(Damas) Le président iranien Ebrahim Raïssi a estimé mercredi à Damas que la Syrie de Bachar al-Assad avait « remporté la victoire », dans un pays déchiré par une guerre civile depuis 12 ans et dont Téhéran est l’un des principaux alliés.

M. Raïssi s’exprimait à l’occasion de la première visite en Syrie d’un président iranien depuis 2010, dans un contexte de réchauffement diplomatique dans la région.

« Le gouvernement et le peuple syriens ont traversé de grandes difficultés, et aujourd’hui, nous pouvons dire que vous avez surmonté tous ces problèmes et remporté la victoire malgré les menaces et les sanctions qui vous ont été imposées », a déclaré M. Raïssi lors d’une rencontre avec M. Assad.  

Le président Assad a de son côté estimé que « durant les périodes difficiles », les relations syro-iraniennes étaient « stables et constantes, malgré les graves tempêtes politiques et sécuritaires qui ont frappé le Moyen-Orient ».

« Quand la guerre contre la Syrie a été déclenchée il y a 12 ans, l’Iran n’a pas hésité à offrir un soutien économique et politique total et même à offrir de son sang », a-t-il ajouté.

Grâce à ses alliés russes et iraniens, le régime syrien contrôle aujourd’hui la majorité des territoires perdus depuis le début du conflit en 2011. En dépit d’une nette baisse de l’intensité des combats depuis 2019, les armes ne se sont pas totalement tues.

La visite de M. Raïssi, accompagné du chef de la diplomatie et de cinq autres ministres iraniens, se déroule sur fond de dégel des relations entre deux poids lourds du Moyen-Orient, l’Arabie saoudite et l’Iran.

Et selon les médias officiels, les deux présidents ont signé un protocole d’accord pour un plan de coopération stratégique dans plusieurs domaines, notamment l’agriculture, les chemins de fer, l’aviation civile, le pétrole et les zones franches.

Sayyida Zeinab

Le président iranien s’est également rendu au tombeau de Sayyida Zeinab, lieu de pèlerinage chiite important, dans la banlieue sud-est de Damas, où il a été accueilli au milieu de youyous et de chants en langues arabe et persane.

« La Syrie a résisté pendant douze ans et a gagné, et aujourd’hui nous célébrons la victoire ensemble près du sanctuaire de Sayyida Zeinab », a-t-il clamé devant une foule importante.

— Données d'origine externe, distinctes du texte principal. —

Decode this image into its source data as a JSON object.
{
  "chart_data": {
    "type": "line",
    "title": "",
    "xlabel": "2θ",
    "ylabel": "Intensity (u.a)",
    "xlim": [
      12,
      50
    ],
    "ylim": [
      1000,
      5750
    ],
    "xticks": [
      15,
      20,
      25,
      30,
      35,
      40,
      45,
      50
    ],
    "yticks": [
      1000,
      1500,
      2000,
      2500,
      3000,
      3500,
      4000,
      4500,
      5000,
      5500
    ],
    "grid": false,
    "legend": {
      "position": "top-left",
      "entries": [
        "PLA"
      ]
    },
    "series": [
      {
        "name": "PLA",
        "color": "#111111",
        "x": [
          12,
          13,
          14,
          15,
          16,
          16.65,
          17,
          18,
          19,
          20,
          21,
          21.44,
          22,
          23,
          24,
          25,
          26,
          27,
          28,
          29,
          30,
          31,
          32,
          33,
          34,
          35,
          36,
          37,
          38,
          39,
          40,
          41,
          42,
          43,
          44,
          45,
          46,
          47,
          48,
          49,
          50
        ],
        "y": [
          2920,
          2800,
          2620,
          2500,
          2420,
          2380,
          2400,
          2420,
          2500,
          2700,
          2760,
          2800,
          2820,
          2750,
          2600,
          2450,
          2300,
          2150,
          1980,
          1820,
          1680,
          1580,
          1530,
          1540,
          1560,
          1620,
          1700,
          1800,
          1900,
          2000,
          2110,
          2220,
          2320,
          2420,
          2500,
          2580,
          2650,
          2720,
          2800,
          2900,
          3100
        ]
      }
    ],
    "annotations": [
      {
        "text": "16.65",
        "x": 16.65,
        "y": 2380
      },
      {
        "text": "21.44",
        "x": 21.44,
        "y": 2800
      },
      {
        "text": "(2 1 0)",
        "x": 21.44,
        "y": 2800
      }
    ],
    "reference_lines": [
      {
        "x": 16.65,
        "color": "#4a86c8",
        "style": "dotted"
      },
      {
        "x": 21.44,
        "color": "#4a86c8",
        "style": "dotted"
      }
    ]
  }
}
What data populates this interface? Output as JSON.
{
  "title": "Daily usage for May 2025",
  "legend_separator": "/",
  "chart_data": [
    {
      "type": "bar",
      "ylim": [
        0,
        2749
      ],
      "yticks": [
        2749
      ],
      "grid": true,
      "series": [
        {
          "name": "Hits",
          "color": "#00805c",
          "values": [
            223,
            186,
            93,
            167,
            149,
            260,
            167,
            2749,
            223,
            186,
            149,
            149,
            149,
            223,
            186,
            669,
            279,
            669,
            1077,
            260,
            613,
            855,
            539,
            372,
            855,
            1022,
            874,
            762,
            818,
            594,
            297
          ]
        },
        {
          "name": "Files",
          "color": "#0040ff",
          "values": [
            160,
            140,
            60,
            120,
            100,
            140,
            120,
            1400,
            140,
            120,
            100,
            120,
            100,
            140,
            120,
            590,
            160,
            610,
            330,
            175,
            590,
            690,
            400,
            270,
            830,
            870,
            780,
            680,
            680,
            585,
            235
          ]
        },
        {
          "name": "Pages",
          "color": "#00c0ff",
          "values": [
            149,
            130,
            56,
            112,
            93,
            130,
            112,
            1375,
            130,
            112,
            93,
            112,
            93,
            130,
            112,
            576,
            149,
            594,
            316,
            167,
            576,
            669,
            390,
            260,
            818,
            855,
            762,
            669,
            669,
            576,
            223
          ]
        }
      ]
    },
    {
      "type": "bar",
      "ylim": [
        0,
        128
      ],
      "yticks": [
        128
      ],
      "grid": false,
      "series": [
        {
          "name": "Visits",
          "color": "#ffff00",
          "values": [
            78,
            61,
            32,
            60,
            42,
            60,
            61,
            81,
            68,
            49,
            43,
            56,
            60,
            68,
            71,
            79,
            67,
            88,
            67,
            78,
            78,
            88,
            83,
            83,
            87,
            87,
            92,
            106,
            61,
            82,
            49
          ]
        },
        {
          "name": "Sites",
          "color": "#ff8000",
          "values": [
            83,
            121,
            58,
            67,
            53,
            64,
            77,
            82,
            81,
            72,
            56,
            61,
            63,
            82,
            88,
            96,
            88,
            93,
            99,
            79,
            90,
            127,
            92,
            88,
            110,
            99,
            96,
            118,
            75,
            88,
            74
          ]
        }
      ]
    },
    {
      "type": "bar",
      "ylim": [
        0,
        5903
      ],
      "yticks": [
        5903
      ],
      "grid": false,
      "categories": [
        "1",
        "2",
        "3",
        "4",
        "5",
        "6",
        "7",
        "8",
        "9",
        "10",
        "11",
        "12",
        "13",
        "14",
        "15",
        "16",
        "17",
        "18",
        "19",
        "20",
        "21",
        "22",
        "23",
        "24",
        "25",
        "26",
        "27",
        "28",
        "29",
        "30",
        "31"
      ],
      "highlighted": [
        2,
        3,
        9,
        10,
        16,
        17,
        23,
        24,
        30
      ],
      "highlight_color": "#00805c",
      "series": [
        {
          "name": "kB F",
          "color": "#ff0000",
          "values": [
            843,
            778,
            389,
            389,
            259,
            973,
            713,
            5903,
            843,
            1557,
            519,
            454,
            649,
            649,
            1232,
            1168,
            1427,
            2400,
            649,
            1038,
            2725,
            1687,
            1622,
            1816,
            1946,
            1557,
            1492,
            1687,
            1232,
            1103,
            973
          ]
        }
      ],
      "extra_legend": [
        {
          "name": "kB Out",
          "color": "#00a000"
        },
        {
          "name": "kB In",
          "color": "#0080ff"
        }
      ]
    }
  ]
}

La relation entre l’Iran et la Syrie « n’est pas seulement une relation politique et diplomatique, mais aussi une relation de cœur entre deux nations et une relation stratégique entre deux gouvernements ».

M. Raïssi a en outre salué les familles de combattants prorégime « morts en martyr » présents sur place, selon la chaîne du Hezbollah libanais pro-iranien, Al-Manar.

Dès le début du conflit en 2011, Téhéran a envoyé des militaires présentés comme des conseillers, en soutien à l’armée syrienne. Plusieurs d’entre eux ont été tués dans des frappes israéliennes.

L’Iran soutient des groupes étrangers, comme le Hezbollah, qui ont combattu aux côtés des forces gouvernementales syriennes.  

« Reconstruction »

Le porte-parole du gouvernement iranien, Ali Bahadori Jahromi, a affirmé que ce voyage revêtait une « importance stratégique » pour les deux pays et que son objectif était d’ordre « économique ».

Depuis 2013, l’Iran a aussi ouvert des lignes de crédit notamment pour garantir les besoins en pétrole de la Syrie, frappée par un embargo international.

Damas et Téhéran ont en outre signé des accords bilatéraux début 2019 dans plusieurs domaines, dont l’un portant sur l’inauguration de nouveaux ports dans les villes syriennes de Lattaquié et Tartous.

« La partie iranienne s’est fortement présentée comme un contributeur à la phase de reconstruction », a expliqué à l’AFP l’analyste politique syrien Oussama Dannoura.

Le rapprochement inattendu entre l’Arabie saoudite et l’Iran bénéficie au président Assad, qui s’efforce de mettre fin à plus d’une décennie d’isolement diplomatique. Plusieurs capitales arabes longtemps hostiles au régime de Damas, notamment Riyad, ont récemment renoué avec lui, en particulier après le tremblement de terre dévastateur de février.

La visite de M. Raïssi « est devenue plus adéquate après la réconciliation saoudo-iranienne » qui « a eu un impact sur tous les foyers de tension existant encore » dans la région, souligne Oussama Dannoura.

Le dernier président iranien à s’être rendu à Damas est Mahmoud Ahmadinejad, en septembre 2010, avant la guerre en Syrie qui a fait plus d’un demi-million de morts.

M. Assad s’était lui rendu en Iran en mai 2022, pour la deuxième fois depuis le début de la guerre.